Description
Creating nested functions can be a source of reference count contention in the free-threaded build. Consider the following (contrived) example:
from concurrent.futures import ThreadPoolExecutor
def func(n):
sum = 0
for i in range(n):
def square(x):
return x ** 2
sum += square(i)
with ThreadPoolExecutor(max_workers=8) as executor:
future = executor.submit(func, 100000)
print(future.result())
Creating many square
functions concurrently causes reference count contention on the func_code
, func_globals
, and func_builtins
fields:
cpython/Include/cpython/funcobject.h
Lines 11 to 16 in 21d2a9a
The code object and builtins and globals dictionaries are already configured to support deferred reference counting, but the references in PyFunctionObject
are not _PyStackRef
s -- they are normal "counted" references.
Note that this is an issue for nested functions (closures), but not module-level functions or methods because those are typically created infrequently.
I outline a few possibly ways to address this below. My preference is for 2a below.
Option 1: Use deferred reference counting in PyFunctionObject
Variant 1a: Use _PyStackRef
in PyFunctionObject
Instead of PyObject *func_code
we have _PyStackRef func_code
. We use this strategy effectively in a number of other places, including the frame object and generators.
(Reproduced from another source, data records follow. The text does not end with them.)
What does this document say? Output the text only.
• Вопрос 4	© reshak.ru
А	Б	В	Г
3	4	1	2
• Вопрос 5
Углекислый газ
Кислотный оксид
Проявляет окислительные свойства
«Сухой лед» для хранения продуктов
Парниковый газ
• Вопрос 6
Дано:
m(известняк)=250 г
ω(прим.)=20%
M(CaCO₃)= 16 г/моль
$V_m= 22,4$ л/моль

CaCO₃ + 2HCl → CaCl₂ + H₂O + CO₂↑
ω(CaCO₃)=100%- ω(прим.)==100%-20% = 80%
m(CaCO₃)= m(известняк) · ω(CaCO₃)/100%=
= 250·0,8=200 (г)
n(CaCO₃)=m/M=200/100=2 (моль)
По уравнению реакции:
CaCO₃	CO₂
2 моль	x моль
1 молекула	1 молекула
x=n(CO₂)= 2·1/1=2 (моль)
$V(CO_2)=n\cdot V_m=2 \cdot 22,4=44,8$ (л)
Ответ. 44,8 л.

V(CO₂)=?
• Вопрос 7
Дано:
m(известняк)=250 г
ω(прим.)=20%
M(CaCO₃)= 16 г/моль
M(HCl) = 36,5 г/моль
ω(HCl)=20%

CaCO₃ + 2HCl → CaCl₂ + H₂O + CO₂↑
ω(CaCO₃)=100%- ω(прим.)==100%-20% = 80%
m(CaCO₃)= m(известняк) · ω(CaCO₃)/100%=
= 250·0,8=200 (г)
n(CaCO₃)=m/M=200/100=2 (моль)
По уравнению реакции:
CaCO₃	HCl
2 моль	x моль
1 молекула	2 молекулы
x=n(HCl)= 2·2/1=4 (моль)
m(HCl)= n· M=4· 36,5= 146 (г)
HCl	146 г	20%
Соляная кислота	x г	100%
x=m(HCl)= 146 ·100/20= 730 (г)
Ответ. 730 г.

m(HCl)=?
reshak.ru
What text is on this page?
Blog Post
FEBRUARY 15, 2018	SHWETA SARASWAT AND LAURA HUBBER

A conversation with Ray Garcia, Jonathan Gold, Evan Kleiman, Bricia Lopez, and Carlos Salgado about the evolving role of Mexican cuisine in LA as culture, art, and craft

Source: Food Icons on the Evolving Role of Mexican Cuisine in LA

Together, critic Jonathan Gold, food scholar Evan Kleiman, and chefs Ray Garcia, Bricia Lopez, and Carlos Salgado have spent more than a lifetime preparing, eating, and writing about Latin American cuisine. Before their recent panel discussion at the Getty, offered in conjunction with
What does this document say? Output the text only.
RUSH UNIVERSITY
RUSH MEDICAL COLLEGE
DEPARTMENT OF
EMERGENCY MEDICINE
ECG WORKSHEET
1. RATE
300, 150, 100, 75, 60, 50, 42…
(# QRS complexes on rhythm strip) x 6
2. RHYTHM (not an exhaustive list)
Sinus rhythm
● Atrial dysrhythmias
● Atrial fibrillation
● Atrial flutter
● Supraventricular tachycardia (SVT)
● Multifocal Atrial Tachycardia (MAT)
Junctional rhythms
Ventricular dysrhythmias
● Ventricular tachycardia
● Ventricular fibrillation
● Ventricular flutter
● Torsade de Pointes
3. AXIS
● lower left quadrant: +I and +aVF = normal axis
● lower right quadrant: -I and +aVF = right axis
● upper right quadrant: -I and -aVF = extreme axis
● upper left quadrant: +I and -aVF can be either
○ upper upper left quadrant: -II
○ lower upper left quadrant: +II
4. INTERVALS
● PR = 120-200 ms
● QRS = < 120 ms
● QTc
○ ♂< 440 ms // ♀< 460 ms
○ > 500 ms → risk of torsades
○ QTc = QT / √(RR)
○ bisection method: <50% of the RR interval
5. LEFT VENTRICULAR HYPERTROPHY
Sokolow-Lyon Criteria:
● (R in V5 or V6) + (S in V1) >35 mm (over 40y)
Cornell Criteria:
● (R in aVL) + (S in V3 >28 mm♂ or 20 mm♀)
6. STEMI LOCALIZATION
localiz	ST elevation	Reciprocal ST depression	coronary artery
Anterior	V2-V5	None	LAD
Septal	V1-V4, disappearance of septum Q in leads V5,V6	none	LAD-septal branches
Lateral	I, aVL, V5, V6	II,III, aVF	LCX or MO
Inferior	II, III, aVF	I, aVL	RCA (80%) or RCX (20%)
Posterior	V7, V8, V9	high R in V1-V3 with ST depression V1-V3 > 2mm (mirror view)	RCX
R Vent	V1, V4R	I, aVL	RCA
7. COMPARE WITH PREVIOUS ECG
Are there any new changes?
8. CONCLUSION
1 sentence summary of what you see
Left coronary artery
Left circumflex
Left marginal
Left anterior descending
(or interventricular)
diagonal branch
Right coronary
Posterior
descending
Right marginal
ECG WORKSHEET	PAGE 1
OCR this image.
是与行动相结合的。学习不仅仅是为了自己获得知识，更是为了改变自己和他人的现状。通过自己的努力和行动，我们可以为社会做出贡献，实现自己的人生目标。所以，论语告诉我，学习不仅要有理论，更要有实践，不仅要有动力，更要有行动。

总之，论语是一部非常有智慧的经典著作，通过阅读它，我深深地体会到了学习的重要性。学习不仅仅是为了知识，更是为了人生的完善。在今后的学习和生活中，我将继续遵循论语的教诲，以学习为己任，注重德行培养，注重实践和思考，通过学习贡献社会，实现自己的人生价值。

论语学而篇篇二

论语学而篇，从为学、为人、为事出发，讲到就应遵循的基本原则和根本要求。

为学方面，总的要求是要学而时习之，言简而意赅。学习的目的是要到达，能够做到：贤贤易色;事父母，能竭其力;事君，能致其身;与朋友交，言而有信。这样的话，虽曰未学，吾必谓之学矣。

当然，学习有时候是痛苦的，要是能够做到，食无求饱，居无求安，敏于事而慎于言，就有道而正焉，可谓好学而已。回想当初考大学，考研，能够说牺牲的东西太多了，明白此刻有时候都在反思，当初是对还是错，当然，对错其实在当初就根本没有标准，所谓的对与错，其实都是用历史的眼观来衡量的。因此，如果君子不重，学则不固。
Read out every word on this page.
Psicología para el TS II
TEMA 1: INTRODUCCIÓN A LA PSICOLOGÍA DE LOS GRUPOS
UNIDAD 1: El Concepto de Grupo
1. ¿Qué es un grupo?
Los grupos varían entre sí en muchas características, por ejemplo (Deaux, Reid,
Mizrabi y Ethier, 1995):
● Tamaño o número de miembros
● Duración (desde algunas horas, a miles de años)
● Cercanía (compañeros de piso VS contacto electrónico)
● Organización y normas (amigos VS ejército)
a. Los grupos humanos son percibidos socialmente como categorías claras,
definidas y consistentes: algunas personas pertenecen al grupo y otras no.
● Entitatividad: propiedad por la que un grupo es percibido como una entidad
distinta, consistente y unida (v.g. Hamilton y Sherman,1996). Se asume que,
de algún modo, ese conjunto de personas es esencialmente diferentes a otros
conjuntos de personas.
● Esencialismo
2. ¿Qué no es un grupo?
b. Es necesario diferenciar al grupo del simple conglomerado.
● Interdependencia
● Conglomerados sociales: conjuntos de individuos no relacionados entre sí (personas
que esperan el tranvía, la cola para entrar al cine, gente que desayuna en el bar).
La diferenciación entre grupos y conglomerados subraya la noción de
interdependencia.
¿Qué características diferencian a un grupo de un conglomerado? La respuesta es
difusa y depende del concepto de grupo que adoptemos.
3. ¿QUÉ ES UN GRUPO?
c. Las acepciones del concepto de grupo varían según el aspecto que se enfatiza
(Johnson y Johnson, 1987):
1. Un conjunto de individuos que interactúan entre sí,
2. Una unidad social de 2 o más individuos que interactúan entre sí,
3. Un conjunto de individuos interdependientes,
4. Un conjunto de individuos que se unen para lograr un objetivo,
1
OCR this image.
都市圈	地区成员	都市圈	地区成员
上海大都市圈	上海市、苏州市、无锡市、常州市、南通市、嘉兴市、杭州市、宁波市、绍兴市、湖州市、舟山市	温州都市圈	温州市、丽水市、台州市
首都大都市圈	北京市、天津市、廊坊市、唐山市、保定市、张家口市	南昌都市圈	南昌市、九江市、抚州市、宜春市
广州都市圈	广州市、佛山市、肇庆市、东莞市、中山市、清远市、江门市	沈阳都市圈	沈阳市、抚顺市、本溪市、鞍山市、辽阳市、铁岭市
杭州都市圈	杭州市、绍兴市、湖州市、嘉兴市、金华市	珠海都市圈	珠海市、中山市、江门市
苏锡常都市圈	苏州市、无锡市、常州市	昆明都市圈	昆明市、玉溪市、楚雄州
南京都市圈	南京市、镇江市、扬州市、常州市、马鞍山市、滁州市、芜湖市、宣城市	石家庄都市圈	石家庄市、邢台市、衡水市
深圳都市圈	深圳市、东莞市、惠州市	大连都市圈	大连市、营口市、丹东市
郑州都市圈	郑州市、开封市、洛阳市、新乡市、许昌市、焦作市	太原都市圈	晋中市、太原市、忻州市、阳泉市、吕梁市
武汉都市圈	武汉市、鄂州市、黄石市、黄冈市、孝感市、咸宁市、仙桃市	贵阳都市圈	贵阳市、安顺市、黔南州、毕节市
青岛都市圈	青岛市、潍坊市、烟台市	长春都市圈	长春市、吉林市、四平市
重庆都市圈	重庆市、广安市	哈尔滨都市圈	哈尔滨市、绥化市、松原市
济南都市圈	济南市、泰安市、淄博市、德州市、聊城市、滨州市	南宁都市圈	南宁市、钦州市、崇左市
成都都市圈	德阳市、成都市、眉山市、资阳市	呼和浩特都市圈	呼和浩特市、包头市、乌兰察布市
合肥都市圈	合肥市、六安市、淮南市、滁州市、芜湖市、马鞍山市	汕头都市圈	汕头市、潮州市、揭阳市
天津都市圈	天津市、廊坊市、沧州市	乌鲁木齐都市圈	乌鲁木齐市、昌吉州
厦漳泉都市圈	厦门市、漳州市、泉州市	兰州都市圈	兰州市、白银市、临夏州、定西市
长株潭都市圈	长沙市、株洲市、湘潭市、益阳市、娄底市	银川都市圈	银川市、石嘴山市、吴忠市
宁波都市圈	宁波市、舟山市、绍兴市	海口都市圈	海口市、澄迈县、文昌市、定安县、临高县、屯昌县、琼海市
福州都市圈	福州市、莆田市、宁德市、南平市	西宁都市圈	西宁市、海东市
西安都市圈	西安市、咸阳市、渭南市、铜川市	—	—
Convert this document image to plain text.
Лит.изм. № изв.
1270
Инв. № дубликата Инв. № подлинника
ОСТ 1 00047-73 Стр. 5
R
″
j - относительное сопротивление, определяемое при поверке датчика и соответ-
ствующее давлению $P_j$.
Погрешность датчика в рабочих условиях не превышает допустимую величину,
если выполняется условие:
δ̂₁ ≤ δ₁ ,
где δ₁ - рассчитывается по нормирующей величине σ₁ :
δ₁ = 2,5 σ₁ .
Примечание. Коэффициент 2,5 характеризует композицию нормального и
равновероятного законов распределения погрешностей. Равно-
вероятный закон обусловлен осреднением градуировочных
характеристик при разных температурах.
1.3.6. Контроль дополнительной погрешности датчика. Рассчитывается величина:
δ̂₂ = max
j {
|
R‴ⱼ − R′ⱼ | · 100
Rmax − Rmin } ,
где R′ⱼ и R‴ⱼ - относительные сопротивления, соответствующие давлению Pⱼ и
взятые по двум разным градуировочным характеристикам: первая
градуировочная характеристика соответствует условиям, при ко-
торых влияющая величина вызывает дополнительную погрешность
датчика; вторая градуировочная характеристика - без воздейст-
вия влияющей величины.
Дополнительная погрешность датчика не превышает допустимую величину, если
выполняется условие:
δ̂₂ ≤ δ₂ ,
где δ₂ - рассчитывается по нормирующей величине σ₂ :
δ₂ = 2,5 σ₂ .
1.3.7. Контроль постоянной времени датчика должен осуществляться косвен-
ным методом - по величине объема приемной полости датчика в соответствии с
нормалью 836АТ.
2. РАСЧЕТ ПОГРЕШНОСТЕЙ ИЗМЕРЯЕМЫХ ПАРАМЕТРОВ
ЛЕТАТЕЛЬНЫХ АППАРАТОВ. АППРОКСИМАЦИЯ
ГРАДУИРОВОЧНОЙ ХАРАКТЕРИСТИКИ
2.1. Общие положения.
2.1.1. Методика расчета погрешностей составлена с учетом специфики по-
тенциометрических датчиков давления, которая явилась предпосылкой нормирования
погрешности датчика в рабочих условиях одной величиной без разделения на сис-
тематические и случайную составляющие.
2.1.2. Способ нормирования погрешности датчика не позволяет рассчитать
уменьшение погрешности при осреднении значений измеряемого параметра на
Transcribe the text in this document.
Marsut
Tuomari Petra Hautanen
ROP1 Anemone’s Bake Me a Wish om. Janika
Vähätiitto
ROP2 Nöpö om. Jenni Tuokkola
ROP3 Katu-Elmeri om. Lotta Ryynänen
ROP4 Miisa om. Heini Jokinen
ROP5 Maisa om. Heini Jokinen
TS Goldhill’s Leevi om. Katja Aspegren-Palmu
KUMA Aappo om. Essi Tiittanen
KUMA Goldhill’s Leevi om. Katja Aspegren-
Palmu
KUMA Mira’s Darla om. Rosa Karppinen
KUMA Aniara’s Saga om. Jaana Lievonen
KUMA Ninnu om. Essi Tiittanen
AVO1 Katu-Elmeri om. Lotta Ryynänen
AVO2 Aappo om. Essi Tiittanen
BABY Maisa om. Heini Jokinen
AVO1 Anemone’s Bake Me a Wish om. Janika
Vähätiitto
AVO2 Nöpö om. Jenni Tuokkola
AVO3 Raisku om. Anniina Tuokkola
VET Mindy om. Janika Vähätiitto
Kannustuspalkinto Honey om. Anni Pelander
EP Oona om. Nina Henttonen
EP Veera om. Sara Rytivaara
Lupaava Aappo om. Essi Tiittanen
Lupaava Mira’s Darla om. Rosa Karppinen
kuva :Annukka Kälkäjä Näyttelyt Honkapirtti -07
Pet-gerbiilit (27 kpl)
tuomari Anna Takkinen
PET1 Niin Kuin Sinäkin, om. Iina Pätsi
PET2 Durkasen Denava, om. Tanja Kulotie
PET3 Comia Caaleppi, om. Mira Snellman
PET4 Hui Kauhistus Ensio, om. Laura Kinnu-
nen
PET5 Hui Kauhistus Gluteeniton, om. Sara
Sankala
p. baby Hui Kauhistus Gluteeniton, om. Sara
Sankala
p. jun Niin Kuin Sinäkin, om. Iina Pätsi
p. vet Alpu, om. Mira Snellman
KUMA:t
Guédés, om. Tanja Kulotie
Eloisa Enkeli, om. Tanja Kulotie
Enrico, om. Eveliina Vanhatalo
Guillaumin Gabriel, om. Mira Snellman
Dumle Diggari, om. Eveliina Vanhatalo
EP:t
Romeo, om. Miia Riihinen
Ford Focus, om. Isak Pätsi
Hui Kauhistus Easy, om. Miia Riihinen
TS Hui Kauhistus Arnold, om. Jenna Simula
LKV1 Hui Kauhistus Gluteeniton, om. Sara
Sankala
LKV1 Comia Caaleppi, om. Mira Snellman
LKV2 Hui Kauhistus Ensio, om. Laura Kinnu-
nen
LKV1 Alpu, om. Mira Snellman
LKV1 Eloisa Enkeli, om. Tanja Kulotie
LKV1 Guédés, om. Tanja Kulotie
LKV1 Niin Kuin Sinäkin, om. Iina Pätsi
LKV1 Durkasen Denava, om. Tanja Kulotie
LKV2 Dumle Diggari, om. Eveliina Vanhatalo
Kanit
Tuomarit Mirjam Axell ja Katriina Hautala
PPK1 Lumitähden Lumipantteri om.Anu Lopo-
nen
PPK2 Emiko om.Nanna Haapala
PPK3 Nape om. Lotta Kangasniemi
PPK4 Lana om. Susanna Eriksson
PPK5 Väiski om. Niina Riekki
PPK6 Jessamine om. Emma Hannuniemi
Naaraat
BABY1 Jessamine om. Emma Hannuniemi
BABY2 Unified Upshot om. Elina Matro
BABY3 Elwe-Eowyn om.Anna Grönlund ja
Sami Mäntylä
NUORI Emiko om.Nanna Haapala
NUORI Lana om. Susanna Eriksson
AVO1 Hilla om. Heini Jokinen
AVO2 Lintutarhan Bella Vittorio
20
The downside of this approach is that the fields of PyFunctionObject
are exposed in public headers (cpython/funcobject.h
), even though they are not documented. Changing the type of func_code
, func_globals
, and func_builtins
risks breaking backwards compatibility with some C API extensions.
Variant 1b: Use PyObject*
and new bitfield
Instead of using _PyStackRef
, we can keep the fields as PyObject *
and store whether the field uses a deferred reference in a separate field. This was the approach I took by the nogil-3.9
fork.
This has fewer compatibility issues than using _PyStackRef
, but there are still compatibility hazards. It would not be safe for extensions to change func_code
/func_globals
/func_builtins
with something like Py_SETREF(func->func_globals, new_globals)
because the reference counting semantics are different.
Option 2: Use per-thread reference counting
We already use per-thread reference counting for the references from instances to their types (i.e., ob_type
), if the type is a heap type. Storing the reference counts per-thread avoids most of the reference count contention on the object. This also avoids the compatibility issues with option 1 because you can use a per-thread incref with a normal Py_DECREF
-- the only risk is performance, not correctness.
The challenge with this approach is that we need some quick and reliable way to index the per-thread reference count array. For heap types, we added a new field unique_id
in the free-threaded build. We can do something similar for code objects, but the globals and builtins are just "normal" dictionaries and I don't think we want to add a new field for every dictionary.
Variant 2a: Allocate space for identifier when creating globals and builtins.
When we create globals and builtins dictionaries we allocate space for an extra Py_ssize_t
unique id at the end after the PyDictObject
. The type would still just PyDict_Type
, so Python and the rest of the C API would just see a normal dictionary. We can identify these special dictionaries using a bit in ob_gc_bits
or by stealing another bit from ma_version_tag
.
If the globals or builtins dictionaries are replaced by user defined dictionaries, than things would still work, they'd just might have scaling bottlenecks.
Variant 2b: Use a hash table for per-thread references
We can use a hash table to map PyObject*
to their per-thread reference counts. This is less efficient than having a unique index into the per-thread reference count array, but avoids the need for an extra field.